With a highly restrictive abortion bill awaiting Gov. Bobby Jindal’s certain signature, the constitutionality of similar laws recently passed in other states is being argued in the legal arena.
The battle over an Alabama law will be argued in federal district court beginning Monday, and a federal trial begins May 27 in Wisconsin. Both laws have been blocked by courts from taking effect pending the outcome.
Being challenged are laws that, like the one on Louisiana’s horizon, would require abortion providers to have admitting privileges at a hospital within 30 miles of where the procedure is performed. Such a privilege allows a physician to admit patients to a particular facility and treat them on the premises.
The question before the courts is whether the restriction unconstitutionally restricts access for women seeking safe and legal abortions.
In Louisiana, abortion clinics in Baton Rouge, New Orleans and Metairie are expected to close with passage of the requirement, according to legislative testimony. That would leave two — in Shreveport and Bossier City.
As in Louisiana, opponents argue that the laws backed by anti-abortion forces are aimed at shutting down abortion clinics. They point to what’s happened in Texas, the only state in which the law has taken effect and where more than two dozen clinics have had to close.
Lawyers from the ACLU and Planned Parenthood Federation of America are representing plaintiffs in the Alabama and Wisconsin cases. Attorneys from the Center for Reproductive Rights are representing Mississippi’s only abortion provider in a challenge of a similar law there. A decision on that law is pending in the 5th U.S. Circuit Court of Appeals.
All three groups are fighting the statute in Texas, the only state in which the requirement is being enforced. Earlier this year, the 5th Circuit upheld Texas’ admitting-privileges requirement, saying it did not create “an undue burden.”
The Mississippi case before the 5th Circuit differs from the Texas challenge because Mississippi — unlike Texas — has only one abortion provider. The number of Texas clinics has been cut in half from nearly 50 in recent years, and the numbers continue to go lower as physicians cannot obtain hospital privileges.
If appeals fail, Mississippi would become the first state without an abortion clinic since 1973’s Supreme Court decision in Roe v. Wade.
Pro-abortion-rights groups are closely watching Louisiana, Oklahoma and Pennsylvania. The Louisiana legislation is expected to go to Jindal’s desk as early as next week for signing into law. He has said he will sign the measure.
Proponents push the legislation as a way to ensure the life and safety of women when complications occur during and after abortions.
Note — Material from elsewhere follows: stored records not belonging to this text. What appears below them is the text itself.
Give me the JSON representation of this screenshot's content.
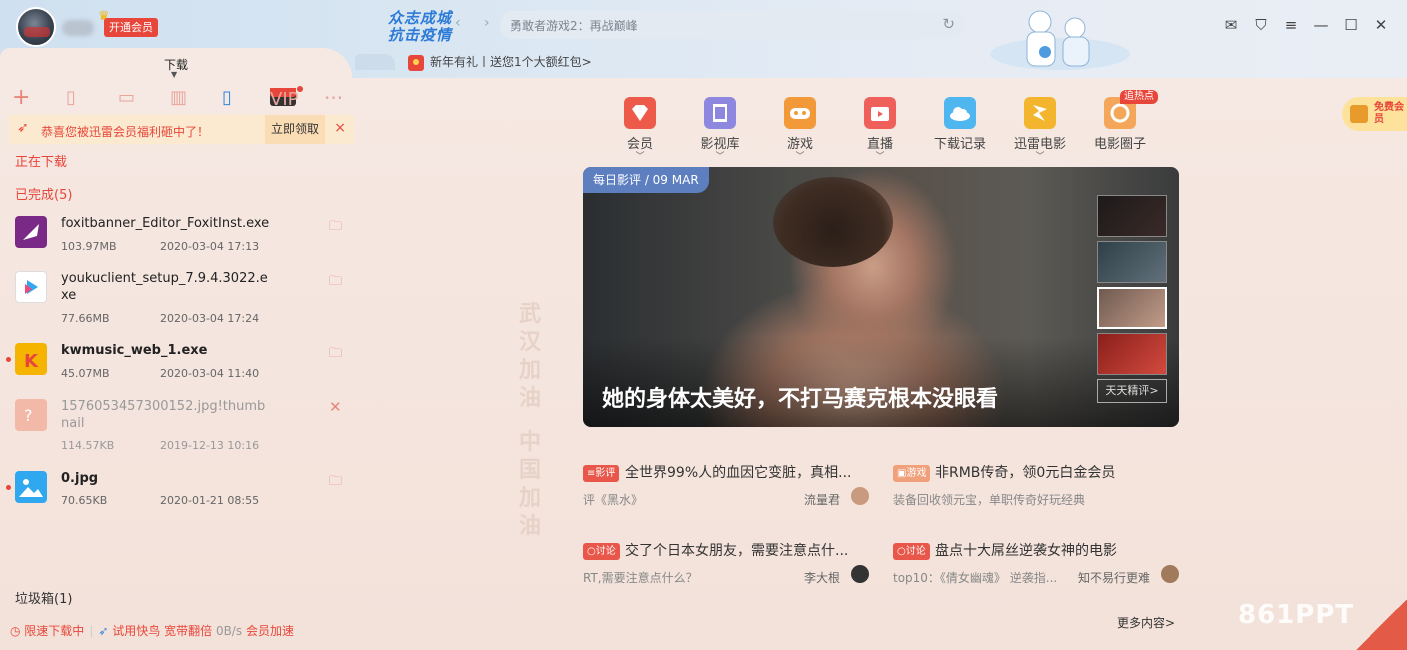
{
  "header": {
    "vip_label": "开通会员",
    "slogan_line1": "众志成城",
    "slogan_line2": "抗击疫情",
    "address": "勇敢者游戏2：再战巅峰",
    "promo": "新年有礼丨送您1个大额红包>",
    "window_controls": [
      "mail-icon",
      "shirt-icon",
      "menu-icon",
      "minimize-icon",
      "maximize-icon",
      "close-icon"
    ]
  },
  "left": {
    "tab_label": "下载",
    "toolbar": {
      "vip_badge": "VIP"
    },
    "notice": {
      "text": "恭喜您被迅雷会员福利砸中了！",
      "claim": "立即领取",
      "close": "×"
    },
    "downloading_label": "正在下载",
    "completed_label": "已完成(5)",
    "items": [
      {
        "name": "foxitbanner_Editor_FoxitInst.exe",
        "size": "103.97MB",
        "date": "2020-03-04 17:13",
        "icon": "foxit-icon",
        "action": "folder-icon"
      },
      {
        "name": "youkuclient_setup_7.9.4.3022.exe",
        "size": "77.66MB",
        "date": "2020-03-04 17:24",
        "icon": "youku-icon",
        "action": "folder-icon"
      },
      {
        "name": "kwmusic_web_1.exe",
        "size": "45.07MB",
        "date": "2020-03-04 11:40",
        "icon": "kuwo-icon",
        "action": "folder-icon"
      },
      {
        "name": "1576053457300152.jpg!thumbnail",
        "size": "114.57KB",
        "date": "2019-12-13 10:16",
        "icon": "broken-image-icon",
        "action": "delete-icon"
      },
      {
        "name": "0.jpg",
        "size": "70.65KB",
        "date": "2020-01-21 08:55",
        "icon": "image-file-icon",
        "action": "folder-icon"
      }
    ],
    "trash_label": "垃圾箱(1)",
    "status": {
      "limit": "限速下载中",
      "try_bird": "试用快鸟",
      "broadband": "宽带翻倍",
      "speed": "0B/s",
      "accel": "会员加速"
    }
  },
  "banner_watermark": {
    "line1": "武汉加油",
    "line2": "中国加油"
  },
  "nav": {
    "items": [
      {
        "label": "会员",
        "has_caret": true,
        "color": "#ee5a4a"
      },
      {
        "label": "影视库",
        "has_caret": true,
        "color": "#8e87e0"
      },
      {
        "label": "游戏",
        "has_caret": true,
        "color": "#f29a3a"
      },
      {
        "label": "直播",
        "has_caret": true,
        "color": "#f0605b"
      },
      {
        "label": "下载记录",
        "has_caret": false,
        "color": "#4fb6ef"
      },
      {
        "label": "迅雷电影",
        "has_caret": true,
        "color": "#f3b52e"
      },
      {
        "label": "电影圈子",
        "has_caret": false,
        "color": "#f4a75a"
      }
    ],
    "hot_tag": "追热点"
  },
  "free_vip": "免费会员",
  "hero": {
    "tag": "每日影评 / 09 MAR",
    "caption": "她的身体太美好，不打马赛克根本没眼看",
    "more": "天天精评>"
  },
  "news": [
    {
      "badge": "影评",
      "badge_color": "#e8574a",
      "title": "全世界99%人的血因它变脏，真相...",
      "sub": "评《黑水》",
      "author": "流量君"
    },
    {
      "badge": "游戏",
      "badge_color": "#f0a07a",
      "title": "非RMB传奇，领0元白金会员",
      "sub": "装备回收领元宝，单职传奇好玩经典",
      "author": ""
    },
    {
      "badge": "讨论",
      "badge_color": "#e8574a",
      "title": "交了个日本女朋友，需要注意点什...",
      "sub": "RT,需要注意点什么？",
      "author": "李大根"
    },
    {
      "badge": "讨论",
      "badge_color": "#e8574a",
      "title": "盘点十大屌丝逆袭女神的电影",
      "sub": "top10：《倩女幽魂》 逆袭指...",
      "author": "知不易行更难"
    }
  ],
  "more_content": "更多内容>",
  "brand_watermark": "861PPT"
}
Physicians who perform the procedures should take care of their patients when problems arise, they say, and having nearby hospital-admitting privileges is not unreasonable.
But as the Alabama and Wisconsin cases prepare to go to trial, those contesting the restriction beg to differ.
ACLU Reproductive Freedom Project Director Jennifer Dalven said doctors cannot get admitting privileges to local hospitals for a variety of reasons.
Some require a certain minimum number of patients to be admitted every year, which abortion providers do not have because of the safety of the procedure, she said. Some hospitals have requirements involving where a doctor lives, and other hospitals are “hostile to abortions.”
Dalven said two Texas physicians had their hospital privileges yanked recently because they were “too controversial.”
In Alabama, three of five remaining clinics would have to close; in Wisconsin, at least one of four.
Mississippi has one clinic, in Jackson, and the physician there applied to every local hospital and was unable to get admitting privileges, said Helene Krasnoff, senior director of public policy litigation and law for Planned Parenthood.
“The ability to get privileges has nothing to do with qualifications,” she said.
With the adoption of such laws, Kransnoff said the U.S. is on the verge of becoming a country where a woman’s right to access safe, legal abortions depends on where she lives. “That’s why we are fighting on all fronts. A woman’s right should not depend on her ZIP code,” she said.
Fighting alongside the pro-abortion-rights groups are medical groups such as the American College of Obstetricians and Gynecologists and the American Medical Association.
“Abortion is one of the safest medical procedures in the U.S. today,” said Dr. Jeanne A. Conry, immediate past president of the OB-GYN group.
In the event a problem crops up, Conry said, medical care is available at any nearby hospital. “Hospitals are staffed with emergency physicians, on-call specialists,” she said.
“Under the guise of protecting women’s health, it is making it harder for them to receive safe, early abortion care in a timely fashion,” she said.